How are the taxpayers enjoying Obamacare? Not every much. The Obama Administration said that premiums would go down; they have in fact skyrocketed. The plan will cost Americans $2 trillion over the next ten years.
As if that weren’t enough, costs and the national debt are set to explode when President Obama leaves office in 2017.
Health companies don’t like Obamacare much either.
That was probably the plan all along. Bernie Sanders infamously bragged that he wanted to put private health insurance companies out of business, unconcerned that he would likely put thousands of Americans out of work while he was at it.
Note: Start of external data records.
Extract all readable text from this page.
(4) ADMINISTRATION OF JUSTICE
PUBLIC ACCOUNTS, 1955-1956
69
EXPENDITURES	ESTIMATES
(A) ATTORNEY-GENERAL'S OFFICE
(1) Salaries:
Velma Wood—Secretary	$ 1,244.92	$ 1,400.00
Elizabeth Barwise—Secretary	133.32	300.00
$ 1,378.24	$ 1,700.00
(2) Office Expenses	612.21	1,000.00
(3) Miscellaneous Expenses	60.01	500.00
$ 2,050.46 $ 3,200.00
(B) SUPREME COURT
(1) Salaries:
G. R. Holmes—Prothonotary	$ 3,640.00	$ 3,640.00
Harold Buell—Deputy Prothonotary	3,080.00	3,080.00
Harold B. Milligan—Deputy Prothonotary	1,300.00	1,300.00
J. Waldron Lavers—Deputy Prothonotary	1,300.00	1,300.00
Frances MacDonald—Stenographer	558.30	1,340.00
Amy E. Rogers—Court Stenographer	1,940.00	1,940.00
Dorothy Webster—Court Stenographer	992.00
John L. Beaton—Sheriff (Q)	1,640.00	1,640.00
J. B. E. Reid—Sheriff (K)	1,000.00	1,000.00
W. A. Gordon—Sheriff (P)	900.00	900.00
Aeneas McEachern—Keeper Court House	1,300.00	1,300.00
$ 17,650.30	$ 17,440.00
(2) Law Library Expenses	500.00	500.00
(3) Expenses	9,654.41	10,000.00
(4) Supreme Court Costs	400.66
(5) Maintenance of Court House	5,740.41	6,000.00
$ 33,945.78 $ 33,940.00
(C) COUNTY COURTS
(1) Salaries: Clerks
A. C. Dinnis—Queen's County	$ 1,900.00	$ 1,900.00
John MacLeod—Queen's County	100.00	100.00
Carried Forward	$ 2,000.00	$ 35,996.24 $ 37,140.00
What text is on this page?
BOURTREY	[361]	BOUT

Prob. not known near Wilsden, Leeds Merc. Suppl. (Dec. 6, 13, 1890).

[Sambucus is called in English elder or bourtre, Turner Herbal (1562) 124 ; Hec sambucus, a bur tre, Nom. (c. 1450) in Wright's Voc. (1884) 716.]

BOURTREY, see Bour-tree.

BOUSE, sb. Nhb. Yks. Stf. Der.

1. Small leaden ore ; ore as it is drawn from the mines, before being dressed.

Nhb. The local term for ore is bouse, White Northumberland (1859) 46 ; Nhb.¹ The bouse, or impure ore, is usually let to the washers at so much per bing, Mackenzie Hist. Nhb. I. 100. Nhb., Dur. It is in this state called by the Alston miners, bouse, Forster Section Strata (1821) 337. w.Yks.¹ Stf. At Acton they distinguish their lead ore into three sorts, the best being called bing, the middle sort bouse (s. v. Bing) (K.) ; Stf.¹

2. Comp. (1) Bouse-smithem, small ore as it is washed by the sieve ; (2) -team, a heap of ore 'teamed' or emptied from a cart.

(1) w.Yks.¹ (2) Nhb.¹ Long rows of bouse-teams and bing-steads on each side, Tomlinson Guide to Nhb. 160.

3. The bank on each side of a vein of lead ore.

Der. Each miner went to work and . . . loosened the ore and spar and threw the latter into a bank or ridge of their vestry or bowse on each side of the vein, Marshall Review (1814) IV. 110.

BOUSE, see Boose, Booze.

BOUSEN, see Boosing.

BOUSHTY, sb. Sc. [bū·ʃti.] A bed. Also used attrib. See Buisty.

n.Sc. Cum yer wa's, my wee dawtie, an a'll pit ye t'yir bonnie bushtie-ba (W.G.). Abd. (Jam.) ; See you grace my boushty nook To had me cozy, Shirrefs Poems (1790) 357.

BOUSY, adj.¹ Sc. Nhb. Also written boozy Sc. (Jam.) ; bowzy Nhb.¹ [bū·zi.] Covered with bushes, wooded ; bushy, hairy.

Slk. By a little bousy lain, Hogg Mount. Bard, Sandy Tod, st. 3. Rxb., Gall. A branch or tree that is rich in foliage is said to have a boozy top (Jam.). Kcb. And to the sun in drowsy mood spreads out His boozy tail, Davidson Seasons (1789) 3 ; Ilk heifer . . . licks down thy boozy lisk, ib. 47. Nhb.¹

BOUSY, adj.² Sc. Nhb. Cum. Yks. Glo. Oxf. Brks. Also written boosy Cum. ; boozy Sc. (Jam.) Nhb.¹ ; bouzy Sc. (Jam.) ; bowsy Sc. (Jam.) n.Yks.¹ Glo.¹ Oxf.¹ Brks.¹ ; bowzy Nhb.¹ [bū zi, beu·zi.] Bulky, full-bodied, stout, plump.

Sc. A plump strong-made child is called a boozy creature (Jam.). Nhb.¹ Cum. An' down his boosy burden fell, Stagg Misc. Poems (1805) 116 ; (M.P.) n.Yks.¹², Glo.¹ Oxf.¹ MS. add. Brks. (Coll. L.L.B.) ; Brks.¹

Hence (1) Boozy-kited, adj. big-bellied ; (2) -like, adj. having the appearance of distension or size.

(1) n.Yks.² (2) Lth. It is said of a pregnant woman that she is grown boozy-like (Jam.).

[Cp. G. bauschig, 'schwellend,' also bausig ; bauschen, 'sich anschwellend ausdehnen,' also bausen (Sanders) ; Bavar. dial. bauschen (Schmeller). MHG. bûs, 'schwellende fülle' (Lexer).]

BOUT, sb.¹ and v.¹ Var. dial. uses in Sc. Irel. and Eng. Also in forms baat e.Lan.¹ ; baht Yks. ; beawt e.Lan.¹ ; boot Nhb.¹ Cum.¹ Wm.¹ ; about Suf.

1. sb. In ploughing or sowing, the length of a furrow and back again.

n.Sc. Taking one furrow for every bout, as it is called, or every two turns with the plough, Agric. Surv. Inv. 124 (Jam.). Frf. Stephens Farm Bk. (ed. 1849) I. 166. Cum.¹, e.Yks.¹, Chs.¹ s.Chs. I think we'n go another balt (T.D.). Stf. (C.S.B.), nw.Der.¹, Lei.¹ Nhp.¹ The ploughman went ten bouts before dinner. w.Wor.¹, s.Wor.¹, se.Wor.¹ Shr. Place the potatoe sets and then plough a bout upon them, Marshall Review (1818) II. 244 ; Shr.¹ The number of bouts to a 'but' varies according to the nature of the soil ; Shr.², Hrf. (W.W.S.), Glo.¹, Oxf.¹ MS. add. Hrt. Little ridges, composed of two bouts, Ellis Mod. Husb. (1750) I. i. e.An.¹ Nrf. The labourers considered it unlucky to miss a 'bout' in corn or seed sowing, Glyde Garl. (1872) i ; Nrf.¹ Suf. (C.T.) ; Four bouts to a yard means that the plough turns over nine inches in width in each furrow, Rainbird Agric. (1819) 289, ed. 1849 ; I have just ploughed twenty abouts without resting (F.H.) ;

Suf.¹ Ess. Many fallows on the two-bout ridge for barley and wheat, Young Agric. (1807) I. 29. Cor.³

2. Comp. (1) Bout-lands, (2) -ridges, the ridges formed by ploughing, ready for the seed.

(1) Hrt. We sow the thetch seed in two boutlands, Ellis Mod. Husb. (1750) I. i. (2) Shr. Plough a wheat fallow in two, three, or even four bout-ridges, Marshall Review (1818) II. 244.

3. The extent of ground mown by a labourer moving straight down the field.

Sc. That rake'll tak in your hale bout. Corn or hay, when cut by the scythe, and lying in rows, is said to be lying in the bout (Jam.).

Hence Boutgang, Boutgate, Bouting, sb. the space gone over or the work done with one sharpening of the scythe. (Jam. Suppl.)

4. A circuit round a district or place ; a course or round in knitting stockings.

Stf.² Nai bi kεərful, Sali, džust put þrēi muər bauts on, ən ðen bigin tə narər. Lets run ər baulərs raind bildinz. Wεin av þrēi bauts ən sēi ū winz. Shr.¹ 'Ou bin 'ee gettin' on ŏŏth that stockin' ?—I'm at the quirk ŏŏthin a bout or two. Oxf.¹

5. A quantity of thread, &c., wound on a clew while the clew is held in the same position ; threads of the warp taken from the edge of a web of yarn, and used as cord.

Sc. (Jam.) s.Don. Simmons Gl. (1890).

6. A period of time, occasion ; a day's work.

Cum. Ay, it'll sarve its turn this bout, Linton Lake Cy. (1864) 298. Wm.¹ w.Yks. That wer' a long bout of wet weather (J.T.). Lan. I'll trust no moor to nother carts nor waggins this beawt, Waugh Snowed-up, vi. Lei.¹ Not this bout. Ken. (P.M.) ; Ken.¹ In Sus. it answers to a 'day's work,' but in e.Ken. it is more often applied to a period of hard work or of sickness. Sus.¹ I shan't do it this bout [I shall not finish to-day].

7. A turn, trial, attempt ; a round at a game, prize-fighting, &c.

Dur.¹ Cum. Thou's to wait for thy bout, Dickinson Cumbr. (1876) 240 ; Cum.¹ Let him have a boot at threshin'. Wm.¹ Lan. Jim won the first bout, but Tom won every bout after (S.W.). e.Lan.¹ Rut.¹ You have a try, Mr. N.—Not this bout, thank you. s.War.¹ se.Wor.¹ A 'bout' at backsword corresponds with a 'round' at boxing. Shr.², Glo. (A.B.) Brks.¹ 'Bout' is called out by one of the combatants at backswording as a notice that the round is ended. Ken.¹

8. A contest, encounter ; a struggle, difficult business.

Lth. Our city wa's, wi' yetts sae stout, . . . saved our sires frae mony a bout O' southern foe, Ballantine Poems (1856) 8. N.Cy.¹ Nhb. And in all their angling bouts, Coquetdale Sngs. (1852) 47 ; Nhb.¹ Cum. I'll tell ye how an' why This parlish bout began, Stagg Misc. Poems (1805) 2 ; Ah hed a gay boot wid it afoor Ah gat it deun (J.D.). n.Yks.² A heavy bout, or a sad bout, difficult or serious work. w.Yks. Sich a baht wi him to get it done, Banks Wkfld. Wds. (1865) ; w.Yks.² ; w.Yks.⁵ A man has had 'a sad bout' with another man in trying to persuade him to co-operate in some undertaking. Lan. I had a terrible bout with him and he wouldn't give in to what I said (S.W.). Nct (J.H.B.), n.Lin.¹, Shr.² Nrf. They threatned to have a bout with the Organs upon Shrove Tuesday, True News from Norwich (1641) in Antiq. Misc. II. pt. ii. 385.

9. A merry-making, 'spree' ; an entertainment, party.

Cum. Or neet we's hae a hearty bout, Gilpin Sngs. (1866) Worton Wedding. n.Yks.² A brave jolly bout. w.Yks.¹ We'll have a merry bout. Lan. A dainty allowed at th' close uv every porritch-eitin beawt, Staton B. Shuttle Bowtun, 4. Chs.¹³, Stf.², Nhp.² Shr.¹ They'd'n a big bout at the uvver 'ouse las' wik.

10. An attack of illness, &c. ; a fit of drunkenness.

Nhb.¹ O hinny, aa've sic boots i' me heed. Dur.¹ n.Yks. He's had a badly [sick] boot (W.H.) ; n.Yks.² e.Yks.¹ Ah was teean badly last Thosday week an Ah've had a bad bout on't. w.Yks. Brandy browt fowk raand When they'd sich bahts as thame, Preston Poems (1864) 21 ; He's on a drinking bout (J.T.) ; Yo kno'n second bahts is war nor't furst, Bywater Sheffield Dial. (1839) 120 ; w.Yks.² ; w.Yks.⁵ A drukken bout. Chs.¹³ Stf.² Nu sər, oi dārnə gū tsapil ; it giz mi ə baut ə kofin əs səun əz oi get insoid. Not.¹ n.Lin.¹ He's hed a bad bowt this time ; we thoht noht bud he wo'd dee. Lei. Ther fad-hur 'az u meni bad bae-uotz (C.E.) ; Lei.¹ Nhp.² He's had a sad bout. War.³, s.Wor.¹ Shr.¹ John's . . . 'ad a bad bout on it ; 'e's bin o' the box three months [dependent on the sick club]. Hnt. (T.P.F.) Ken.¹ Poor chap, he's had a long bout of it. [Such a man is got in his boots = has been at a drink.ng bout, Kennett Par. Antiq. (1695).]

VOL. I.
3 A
Obama is trying his best to make Sanders’ dream a reality. The nation’s largest health insurer pulled out of the exchanges because it was hemorrhaging money. Aetna, the nation’s third largest insurer, did the same.
Americans know all of this, yet Reid called them stupid for disagreeing with his claim about the law’s success. Obama staked his legacy on a policy disaster, and Americans know it. But Reid’s condescension is not surprising; it’s par for the course.
Harry Reid put politics over children with cancer three years ago during the government shutdown. His incredulous response to a question about whether to help one child with cancer by opening the government was, “Why would we want to do that?”
Reid felt comfortable attacking fellow Mormon Mitt Romney for his religion and making an insensitive and derogatory comment about President Obama’s race. Reid is a train wreck and should no way be viewed as the arbiter of right and wrong on anything, let alone Obamacare.
As outrageous as Reid’s past is and and insulting as his Obamacare quip was, there is a silver lining here. His comment perfectly encapsulates the attitude of the elites in Washington, from both parties. That’s the same attitude that has fueled the anti-establishment Trump message which has taken the country by storm.
Comments like Reid’s remind voters that these politicians aren’t representing their constituents and that their time is coming to an end.
Reid will retire from the Senate at the end of the year. The man who once claimed that taxes are voluntary will live a life of luxury, passing his time doing who-knows-what far away from Washington, where he has done considerable damage to America. His Obamacare comments will be just another grain of sand on “Most Partisan Senator In Modern Political History Beach”.